4. Brennan K. Shutting the door on epithelial ingrowth. Rev Ophthalmol. June 12, 2018. Accessed July 11, 2024. www.reviewofophthalmology.com/article/shutting-the-door-on-epithelial-ingrowth

5. Donnenfeld E, Solomon K, Perry H, Ehrenhaus M, Solomon R, Biser S. The effect of hinge position on corneal sensation and dry eye after LASIK. Ophthalmology. 2003;110(5):1023-1029.

Expectations

The postoperative period is a good time to review expected outcomes, side effects, and visual prognosis. Adverse reactions, such as glare, halos, and dryness, tend to be worse during the first 3 to 6 months following LASIK but generally taper off or reach a plateau by 1 year postoperatively. Presbyopic correction with glasses or contact lenses and possibly presbyopia-correcting drops will eventually be required for any LASIK patient who did not receive monovision correction.
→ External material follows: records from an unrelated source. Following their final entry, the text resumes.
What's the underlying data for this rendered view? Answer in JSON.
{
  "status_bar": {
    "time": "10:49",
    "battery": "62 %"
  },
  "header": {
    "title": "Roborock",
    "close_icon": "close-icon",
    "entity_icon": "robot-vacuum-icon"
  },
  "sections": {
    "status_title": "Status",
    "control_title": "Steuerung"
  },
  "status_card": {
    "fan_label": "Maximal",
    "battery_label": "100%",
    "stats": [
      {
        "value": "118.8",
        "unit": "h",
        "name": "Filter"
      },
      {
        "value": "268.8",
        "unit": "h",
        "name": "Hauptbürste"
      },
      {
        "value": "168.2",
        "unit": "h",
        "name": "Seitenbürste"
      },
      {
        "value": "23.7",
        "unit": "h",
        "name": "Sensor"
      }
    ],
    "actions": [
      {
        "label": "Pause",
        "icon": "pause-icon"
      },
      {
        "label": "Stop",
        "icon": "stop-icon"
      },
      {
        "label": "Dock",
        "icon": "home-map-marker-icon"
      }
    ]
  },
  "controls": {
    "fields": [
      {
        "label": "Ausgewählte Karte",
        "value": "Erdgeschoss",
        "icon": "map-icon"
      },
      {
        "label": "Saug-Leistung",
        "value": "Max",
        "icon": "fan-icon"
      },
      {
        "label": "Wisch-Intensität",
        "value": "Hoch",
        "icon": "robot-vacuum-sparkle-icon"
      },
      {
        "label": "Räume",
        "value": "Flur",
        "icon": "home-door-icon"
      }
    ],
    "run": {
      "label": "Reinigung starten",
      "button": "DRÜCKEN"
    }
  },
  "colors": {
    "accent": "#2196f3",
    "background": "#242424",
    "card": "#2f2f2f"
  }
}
Vision changes throughout life, and refractive shifts are possible. If applicable, any clinic policies regarding future touchups to address refractive shifts should be reviewed by the surgeon—or the comanaging OD, if they are in same practice—during the postoperative period. Finally, patients should be told that they will develop cataracts down the road and will ultimately need another refractive surgery to correct this as well.

SUCCESS LIES IN COMANAGEMENT and communication

The success of refractive surgery is heavily dependent on candidate selection, surgical equipment, and pre- and postoperative care and inherently relies on a strong optometrist-ophthalmologist comanagement relationship built on a foundation of good communication. Refractive surgery technology continues to evolve, and it is essential for both optometrists and ophthalmologists to stay updated on these new developments.